Em um país onde a cobertura da seguridade social atinge apenas 24,5% da população, segundo relatório da Organização Internacional do Trabalho (OIT), construir uma aposentadoria sem depender exclusivamente do Instituto de Previdência Social (IPS) tornou-se uma necessidade para muitos paraguaios. O analista financeiro Augusto Fabrini alerta que a dependência exclusiva da previdência estatal, que tem um modelo focado na subsistência e não na acumulação de riqueza, limita a capacidade financeira do cidadão durante a aposentadoria e extingue-se com o falecimento do titular.
Fabrini propõe um método de quatro pilares para estruturar o orçamento, mesmo para quem ganha o salário mínimo legal de G. 3.044.000, vigente desde julho deste ano após reajuste determinado pelo governo de Santiago Peña. A estratégia consiste em destinar 20% da renda (G. 608.800) para investir em ativos geradores de renda passiva, 10% (G. 304.400) para um fundo de emergência, 60% (G. 1.826.400) para custos de vida essenciais e 10% (G. 304.400) para gastos com lazer.
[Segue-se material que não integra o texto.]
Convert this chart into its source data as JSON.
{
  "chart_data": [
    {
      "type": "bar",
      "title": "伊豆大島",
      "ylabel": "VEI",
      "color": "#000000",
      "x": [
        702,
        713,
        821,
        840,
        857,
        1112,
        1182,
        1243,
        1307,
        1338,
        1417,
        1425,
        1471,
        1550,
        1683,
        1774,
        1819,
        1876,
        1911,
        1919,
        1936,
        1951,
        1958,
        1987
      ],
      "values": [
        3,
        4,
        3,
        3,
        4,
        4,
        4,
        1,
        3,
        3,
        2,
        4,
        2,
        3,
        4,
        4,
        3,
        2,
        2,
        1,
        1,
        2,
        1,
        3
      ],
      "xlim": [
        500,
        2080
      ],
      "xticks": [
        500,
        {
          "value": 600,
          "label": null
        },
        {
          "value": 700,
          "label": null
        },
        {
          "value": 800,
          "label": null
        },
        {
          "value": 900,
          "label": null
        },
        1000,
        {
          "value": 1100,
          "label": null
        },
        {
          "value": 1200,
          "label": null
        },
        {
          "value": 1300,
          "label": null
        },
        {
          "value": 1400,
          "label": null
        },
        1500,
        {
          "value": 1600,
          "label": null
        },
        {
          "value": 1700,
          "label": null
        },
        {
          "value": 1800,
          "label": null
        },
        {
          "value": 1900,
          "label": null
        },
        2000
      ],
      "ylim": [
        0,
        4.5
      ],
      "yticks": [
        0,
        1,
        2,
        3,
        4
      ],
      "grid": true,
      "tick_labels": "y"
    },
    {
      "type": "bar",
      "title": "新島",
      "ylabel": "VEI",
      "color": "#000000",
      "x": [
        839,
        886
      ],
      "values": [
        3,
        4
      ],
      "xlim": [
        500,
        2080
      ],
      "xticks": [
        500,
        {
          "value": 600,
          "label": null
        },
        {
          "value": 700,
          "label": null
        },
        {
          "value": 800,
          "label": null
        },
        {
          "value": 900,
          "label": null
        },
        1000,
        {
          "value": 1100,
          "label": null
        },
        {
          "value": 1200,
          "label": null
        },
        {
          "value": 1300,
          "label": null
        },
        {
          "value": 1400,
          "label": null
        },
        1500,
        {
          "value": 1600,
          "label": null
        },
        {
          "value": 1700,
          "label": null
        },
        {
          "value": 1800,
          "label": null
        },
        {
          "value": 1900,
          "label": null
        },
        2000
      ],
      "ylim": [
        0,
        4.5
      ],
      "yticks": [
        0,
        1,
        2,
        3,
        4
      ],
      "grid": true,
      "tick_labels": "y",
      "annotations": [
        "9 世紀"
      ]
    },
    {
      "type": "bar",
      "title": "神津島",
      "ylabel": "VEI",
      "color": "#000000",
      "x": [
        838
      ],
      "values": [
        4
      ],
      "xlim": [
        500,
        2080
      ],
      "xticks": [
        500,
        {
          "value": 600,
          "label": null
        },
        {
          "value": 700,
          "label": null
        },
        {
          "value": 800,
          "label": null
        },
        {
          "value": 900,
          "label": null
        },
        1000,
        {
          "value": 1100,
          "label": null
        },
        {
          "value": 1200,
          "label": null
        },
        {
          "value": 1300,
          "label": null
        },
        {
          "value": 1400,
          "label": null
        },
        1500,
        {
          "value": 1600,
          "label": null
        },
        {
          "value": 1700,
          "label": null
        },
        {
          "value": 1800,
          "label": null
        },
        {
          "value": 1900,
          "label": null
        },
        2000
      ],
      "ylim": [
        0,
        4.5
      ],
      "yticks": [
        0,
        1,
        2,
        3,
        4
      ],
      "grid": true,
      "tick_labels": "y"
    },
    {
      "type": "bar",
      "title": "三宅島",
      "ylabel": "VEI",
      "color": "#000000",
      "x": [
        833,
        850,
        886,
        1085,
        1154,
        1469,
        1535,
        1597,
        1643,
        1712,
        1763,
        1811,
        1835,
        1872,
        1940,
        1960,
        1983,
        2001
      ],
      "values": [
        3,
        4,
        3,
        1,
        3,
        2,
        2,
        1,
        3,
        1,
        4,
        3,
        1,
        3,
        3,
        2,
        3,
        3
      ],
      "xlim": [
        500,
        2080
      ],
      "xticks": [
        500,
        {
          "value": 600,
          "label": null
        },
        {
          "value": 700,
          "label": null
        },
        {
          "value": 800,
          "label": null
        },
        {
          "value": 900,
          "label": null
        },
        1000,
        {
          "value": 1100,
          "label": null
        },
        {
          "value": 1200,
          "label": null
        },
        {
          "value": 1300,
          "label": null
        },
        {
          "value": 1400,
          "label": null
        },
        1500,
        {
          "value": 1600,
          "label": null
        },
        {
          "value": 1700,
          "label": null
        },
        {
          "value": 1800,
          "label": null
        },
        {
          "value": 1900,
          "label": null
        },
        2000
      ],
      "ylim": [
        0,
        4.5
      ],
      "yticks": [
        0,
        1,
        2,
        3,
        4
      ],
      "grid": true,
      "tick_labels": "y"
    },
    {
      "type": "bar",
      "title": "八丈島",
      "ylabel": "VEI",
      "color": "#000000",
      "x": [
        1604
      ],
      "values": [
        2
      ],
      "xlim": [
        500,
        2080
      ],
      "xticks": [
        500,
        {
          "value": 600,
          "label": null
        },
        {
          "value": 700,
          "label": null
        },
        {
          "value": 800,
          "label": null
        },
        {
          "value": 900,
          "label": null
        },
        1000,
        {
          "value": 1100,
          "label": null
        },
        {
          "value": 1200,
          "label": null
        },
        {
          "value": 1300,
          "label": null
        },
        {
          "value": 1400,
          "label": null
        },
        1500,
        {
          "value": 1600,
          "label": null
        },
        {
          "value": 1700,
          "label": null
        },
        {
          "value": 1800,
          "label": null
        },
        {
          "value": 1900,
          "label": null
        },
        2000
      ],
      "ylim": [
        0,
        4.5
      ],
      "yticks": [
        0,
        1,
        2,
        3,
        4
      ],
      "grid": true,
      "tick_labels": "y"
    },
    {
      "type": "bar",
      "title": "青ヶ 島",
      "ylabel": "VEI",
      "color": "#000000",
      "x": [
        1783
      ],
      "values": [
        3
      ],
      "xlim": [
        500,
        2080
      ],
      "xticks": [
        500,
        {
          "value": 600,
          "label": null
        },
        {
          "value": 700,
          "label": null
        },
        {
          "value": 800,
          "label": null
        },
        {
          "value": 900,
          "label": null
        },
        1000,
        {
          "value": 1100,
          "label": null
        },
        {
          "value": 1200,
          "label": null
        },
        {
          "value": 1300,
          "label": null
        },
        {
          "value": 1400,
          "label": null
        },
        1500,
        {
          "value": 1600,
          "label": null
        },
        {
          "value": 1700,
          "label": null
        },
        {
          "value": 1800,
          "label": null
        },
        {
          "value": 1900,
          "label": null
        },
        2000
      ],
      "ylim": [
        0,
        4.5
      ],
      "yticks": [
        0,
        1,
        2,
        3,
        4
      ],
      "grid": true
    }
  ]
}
De acordo com uma simulação apresentada pelo especialista, investir consistentemente 20% do salário mínimo com uma rentabilidade anual suposta de 9% pode gerar resultados significativos a longo prazo. Em 20 anos, o patrimônio acumulado permitiria uma renda passiva mensal de G. 3.054.075, equivalente a um salário mínimo integral. Em 30 anos, a renda mensal passiva poderia chegar a G. 8.359.905. Fabrini enfatiza o conceito de liberdade financeira, popularizado por Robert Kiyosaki no livro "Pai Rico, Pai Pobre", onde os rendimentos deixam de depender exclusivamente do trabalho.
Para iniciar no mercado local, o analista recomenda instrumentos como os Certificados de Depósito de Poupança (conhecidos como CDAs no Paraguai) e títulos de dívida negociados na Bolsa de Valores de Assunção (BVA), com valores de entrada acessíveis. À medida que o capital cresce, ele sugere a diversificação internacional por meio de ações ou fundos indexados em moedas fortes, como o dólar, para proteger o patrimônio de flutuações econômicas locais. A principal vantagem, segundo ele, é que os ativos financeiros de propriedade própria podem ser transmitidos por herança, assegurando que a riqueza permaneça na família.